Department of Gastroenterology, Sanjay Gandhi Postgraduate Institute of Medical Sciences, Lucknow, 226 014, India.
Indian J Gastroenterol. 2024 Oct;43(5):927-942. doi: 10.1007/s12664-024-01681-4. Epub 2024 Oct 1.

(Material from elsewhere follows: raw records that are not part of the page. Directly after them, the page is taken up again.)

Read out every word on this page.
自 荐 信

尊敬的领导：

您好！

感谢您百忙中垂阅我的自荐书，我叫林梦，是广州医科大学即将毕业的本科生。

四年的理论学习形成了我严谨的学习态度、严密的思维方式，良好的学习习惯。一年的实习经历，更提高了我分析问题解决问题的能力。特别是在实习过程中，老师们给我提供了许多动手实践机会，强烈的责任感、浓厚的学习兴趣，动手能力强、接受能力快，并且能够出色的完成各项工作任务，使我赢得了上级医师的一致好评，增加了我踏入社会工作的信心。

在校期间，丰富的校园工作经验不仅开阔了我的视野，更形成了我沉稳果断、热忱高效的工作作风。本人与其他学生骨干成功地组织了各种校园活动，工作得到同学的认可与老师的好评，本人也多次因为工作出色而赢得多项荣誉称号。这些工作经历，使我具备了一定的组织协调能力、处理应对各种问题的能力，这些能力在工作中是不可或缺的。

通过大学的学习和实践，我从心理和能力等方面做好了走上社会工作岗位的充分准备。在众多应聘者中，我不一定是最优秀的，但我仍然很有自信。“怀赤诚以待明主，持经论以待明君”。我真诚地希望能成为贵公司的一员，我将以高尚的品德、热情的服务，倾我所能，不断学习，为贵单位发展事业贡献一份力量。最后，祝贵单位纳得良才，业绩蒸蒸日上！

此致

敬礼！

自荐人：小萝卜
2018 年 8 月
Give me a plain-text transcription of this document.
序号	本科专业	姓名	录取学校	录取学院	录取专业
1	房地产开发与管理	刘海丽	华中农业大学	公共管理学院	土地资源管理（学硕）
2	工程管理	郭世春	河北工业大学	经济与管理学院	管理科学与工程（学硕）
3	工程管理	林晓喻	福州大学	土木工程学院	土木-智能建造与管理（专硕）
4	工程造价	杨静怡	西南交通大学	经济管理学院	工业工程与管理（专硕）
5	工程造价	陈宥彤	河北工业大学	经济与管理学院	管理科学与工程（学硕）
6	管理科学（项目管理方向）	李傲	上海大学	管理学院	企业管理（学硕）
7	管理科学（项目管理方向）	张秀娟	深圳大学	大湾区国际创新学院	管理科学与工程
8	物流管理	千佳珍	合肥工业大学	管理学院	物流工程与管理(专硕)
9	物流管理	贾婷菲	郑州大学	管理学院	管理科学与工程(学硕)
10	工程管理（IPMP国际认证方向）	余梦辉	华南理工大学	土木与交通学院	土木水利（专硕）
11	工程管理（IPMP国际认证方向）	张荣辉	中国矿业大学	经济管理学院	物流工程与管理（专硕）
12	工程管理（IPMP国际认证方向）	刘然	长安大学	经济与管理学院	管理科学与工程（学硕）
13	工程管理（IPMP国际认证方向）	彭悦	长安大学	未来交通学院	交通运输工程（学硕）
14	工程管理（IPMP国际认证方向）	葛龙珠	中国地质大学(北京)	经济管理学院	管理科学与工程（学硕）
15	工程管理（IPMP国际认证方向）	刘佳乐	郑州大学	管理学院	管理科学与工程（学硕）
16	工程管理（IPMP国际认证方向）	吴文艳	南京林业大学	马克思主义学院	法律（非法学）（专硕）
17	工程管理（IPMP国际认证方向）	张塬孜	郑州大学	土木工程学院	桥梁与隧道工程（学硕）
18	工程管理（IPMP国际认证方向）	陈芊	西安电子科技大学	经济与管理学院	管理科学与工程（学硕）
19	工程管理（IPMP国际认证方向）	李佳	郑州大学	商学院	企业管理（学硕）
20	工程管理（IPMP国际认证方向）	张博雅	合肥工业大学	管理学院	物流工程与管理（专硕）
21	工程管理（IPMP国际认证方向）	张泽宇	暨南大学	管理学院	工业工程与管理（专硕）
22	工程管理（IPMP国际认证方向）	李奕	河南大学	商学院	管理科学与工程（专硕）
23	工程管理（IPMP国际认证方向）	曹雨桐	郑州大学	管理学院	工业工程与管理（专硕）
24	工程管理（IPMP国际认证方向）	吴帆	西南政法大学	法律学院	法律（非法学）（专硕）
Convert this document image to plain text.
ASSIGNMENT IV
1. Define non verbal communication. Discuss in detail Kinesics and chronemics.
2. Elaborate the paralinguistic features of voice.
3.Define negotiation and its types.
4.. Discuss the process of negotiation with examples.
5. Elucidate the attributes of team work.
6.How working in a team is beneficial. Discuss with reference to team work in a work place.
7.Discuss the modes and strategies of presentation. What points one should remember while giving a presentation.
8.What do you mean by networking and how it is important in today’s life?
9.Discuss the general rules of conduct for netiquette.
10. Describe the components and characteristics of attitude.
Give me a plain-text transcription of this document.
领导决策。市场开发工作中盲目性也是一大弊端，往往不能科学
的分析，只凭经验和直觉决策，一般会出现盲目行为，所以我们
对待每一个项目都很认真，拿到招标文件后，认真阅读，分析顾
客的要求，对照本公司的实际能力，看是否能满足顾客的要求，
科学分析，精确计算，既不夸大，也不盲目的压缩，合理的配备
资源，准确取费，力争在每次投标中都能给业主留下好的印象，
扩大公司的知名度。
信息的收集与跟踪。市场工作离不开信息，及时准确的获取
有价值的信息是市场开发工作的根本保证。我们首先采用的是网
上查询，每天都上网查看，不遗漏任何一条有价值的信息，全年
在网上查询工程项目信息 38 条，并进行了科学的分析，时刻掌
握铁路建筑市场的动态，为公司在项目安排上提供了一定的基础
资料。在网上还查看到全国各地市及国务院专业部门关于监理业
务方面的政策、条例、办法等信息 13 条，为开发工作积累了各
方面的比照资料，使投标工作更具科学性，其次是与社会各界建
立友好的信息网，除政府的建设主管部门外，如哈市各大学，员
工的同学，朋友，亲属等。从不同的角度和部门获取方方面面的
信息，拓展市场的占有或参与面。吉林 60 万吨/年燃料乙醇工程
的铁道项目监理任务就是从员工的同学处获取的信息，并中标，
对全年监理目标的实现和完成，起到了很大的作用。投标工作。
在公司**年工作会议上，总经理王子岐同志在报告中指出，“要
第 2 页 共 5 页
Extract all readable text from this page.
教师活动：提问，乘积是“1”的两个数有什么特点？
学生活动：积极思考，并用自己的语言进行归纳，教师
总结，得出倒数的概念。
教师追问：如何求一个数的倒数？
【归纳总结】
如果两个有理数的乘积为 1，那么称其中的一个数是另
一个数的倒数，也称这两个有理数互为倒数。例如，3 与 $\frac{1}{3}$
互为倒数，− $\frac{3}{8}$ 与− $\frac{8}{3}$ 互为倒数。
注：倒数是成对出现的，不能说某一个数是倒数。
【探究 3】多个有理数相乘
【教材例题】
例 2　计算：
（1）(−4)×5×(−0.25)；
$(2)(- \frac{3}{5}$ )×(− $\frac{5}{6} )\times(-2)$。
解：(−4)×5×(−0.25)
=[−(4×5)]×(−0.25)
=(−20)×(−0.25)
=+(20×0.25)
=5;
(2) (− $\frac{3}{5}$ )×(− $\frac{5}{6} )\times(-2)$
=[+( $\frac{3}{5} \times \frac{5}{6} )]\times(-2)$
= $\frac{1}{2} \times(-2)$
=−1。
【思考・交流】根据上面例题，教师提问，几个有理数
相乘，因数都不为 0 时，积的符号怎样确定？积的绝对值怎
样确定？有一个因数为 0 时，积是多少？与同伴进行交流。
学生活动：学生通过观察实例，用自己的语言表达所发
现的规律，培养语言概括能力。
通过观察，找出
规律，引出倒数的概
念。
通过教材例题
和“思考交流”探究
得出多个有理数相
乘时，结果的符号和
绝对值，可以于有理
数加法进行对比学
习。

Endoscopic ultrasound (EUS) has evolved from a diagnostic to an interventional modality, allowing precise vascular access and therapy. EUS-guided vascular access of the portal vein has received increasing attention in recent years as a diagnostic and therapeutic tool. EUS-guided portal pressure gradient directly measures the hepatic vein portal pressure gradient and is crucial for understanding of liver function and prognostication of liver disease. EUS facilitates the sampling of portal venous blood to obtain circulating tumor cells (CTCs) in pancreatobiliary malignancies. This technique aids in the diagnosis and staging of cancers. EUS-guided interventions have a substantial potential for diagnosing portal vein tumor thrombus (PVTT) in patients with hepatocellular carcinoma. EUS-guided coil and glue embolization have higher efficacy for the treatment of gastric varices than direct endoscopic glue. Pseudoaneurysm (PsA), a rare vascular complication of acute and chronic pancreatitis, is typically managed with interventional radiology (IR)-guided embolization and surgery. EUS is increasingly used in specialized centers for non-variceal gastrointestinal bleeding, particularly for pseudoaneurysm-related bleeding. There is limited data on EUS-guided intervention for bleeding ectopic varices, rectal varices and Dieulafoy lesions, but it is becoming more widely accepted. In this extensive review, we evaluated both current and potential future applications of EUS-guided vascular interventions, including EUS-guided gastric variceal bleed therapy, rectal and ectopic varices, pseudoaneurysmal bleeding, splenic artery embolization, portal pressure gradient measurement, portal vein sampling for CTCs, fine needle aspiration of PVTT, intrahepatic portosystemic shunt placement, liver tumor ablation and EUS-guided cardiac intervention.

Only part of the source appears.